Hormis chez Les Engagés, le positionnement est tranché. Le MR et DéFI sont favorables à un cadre budgétaire strict; le PS, le PTB et Ecolo y sont opposés. «Les budgets publics doivent être gérés avec sérieux. Mais il faut laisser aux Etats les capacités d’investir dans le futur, estime ainsi Elio Di Rupo, tête de liste PS. Empêcher un Etat d’investir, par des règles budgétaires trop strictes, est dramatique pour les citoyens européens, les entreprises européennes, et pour la planète.» «Investir aujourd’hui dans la transition climatique coûte cinq fois moins que l’inaction, complète Saskia Bricmont, tête de liste Ecolo aux européennes. Investir dans la protection sociale aura également un effet retour sur l’ensemble des indicateurs économiques, y compris les finances publiques. Investir signifie aussi créer des emplois qualitatifs et pérennes.»
«L’application de ces règles serait un désastre, jusqu’à 30 milliards d’euros de coupes budgétaires uniquement pour la Belgique», enchérit le PTB. C’est l’occasion pour la gauche radicale de dénoncer l’incohérence présumée de la gauche de gouvernement. «En public, les partis socialistes et verts belges, quatre des sept composantes de la coalition Vivaldi, prétendent s’opposer à ce carcan budgétaire.

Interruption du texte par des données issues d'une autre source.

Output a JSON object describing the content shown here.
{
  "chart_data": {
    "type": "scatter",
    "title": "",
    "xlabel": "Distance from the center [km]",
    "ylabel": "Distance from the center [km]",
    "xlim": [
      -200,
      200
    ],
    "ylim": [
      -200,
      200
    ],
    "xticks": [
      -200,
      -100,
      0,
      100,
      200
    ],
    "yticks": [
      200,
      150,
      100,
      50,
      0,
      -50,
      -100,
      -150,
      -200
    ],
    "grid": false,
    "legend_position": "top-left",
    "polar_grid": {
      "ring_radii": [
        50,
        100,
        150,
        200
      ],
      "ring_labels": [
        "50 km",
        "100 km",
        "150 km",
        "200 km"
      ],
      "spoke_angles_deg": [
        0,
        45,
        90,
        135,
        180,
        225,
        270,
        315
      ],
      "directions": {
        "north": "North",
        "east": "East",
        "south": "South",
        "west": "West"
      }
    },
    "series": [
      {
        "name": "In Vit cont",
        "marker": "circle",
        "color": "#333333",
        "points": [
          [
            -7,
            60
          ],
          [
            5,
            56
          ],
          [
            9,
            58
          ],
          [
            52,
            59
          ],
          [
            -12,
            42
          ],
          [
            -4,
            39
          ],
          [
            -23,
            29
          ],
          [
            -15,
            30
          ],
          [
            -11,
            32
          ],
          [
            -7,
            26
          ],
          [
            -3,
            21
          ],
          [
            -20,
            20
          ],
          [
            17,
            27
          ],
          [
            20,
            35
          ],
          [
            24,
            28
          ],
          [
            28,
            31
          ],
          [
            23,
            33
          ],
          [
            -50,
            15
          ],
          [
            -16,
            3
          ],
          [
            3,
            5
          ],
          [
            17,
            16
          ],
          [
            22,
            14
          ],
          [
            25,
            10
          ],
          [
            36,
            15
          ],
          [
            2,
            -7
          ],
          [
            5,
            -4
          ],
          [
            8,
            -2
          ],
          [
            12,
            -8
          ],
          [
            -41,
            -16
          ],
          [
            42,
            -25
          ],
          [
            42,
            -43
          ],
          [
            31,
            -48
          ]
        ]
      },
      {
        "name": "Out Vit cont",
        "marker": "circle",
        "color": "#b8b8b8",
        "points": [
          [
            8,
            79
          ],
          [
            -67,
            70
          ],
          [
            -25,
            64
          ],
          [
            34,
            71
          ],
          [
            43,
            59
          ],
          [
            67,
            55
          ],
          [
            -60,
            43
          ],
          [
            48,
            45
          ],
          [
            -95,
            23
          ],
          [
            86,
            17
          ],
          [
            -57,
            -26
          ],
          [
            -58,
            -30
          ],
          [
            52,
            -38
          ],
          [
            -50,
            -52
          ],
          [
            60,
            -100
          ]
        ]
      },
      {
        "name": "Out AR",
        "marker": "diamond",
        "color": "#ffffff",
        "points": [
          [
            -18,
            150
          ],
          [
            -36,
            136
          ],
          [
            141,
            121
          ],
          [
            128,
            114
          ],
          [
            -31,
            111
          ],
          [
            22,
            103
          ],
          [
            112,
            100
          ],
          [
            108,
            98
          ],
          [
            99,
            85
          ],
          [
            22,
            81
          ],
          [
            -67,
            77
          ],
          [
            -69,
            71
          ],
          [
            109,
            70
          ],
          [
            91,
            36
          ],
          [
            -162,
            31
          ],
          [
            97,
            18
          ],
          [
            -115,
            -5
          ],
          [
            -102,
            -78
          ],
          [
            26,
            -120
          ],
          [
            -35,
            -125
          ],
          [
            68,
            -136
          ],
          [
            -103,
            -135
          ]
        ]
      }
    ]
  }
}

Pourtant, c’est le gouvernement belge, en tant que titulaire de la présidence de l’Union européenne, qui a négocié le paquet et qui l’a fait atterrir», appuie la tête de liste Marc Botenga.
L’absence «d’ »immunisation » des dépenses structurelles, réalisées en matière de transition climatique, énergétique ou numérique» explique que Les Engagés se sont abstenus lors du vote des nouvelles règles du Pacte de stabilité et de croissance au Parlement, en avril. Leur tête de liste, Yvan Verougstraete, estime pourtant que c’est une bonne chose que «le pacte confirme des balises (endettement de 60% du PIB et 3% du déficit) mais introduit certaines flexibilités (notamment dans les délais pour atteindre les objectifs de stabilité)».
La «souplesse» de la nouvelle mouture du Pacte de stabilité et de croissance est un des motifs de satisfaction du MR qui, lui, a voté en faveur des nouvelles règles. «La révision des règles budgétaires trace une trajectoire de retour vers des niveaux de déficits et d’endettement raisonnables, analyse Sophie Wilmès, la tête de liste. Ce n’est pas du tout un retour aux anciennes règles, qui étaient d’ailleurs souvent inappliquées, puisqu’on y retrouve justement beaucoup plus de flexibilité que dans l’ancien pacte.» Le MR y voit «un juste équilibre entre un meilleur contrôle indispensable de nos finances publiques et la capacité d’investir dans notre avenir». «L’abandon des règles arbitraires des 3% de Maastricht ou du 0,5% du pacte fiscal», «l’extraction des investissements soutenus par l’Union européenne» des nouvelles règles et «l’approche différenciée selon les Etats membres» sont autant d’éléments avancés par la tête de liste Fabrice Van Dorpe pour valider le feu vert de DéFI au nouveau Pacte de stabilité, dont il aurait voter l’adoption s’il avait eu des élus dans le Parlement européen sortant.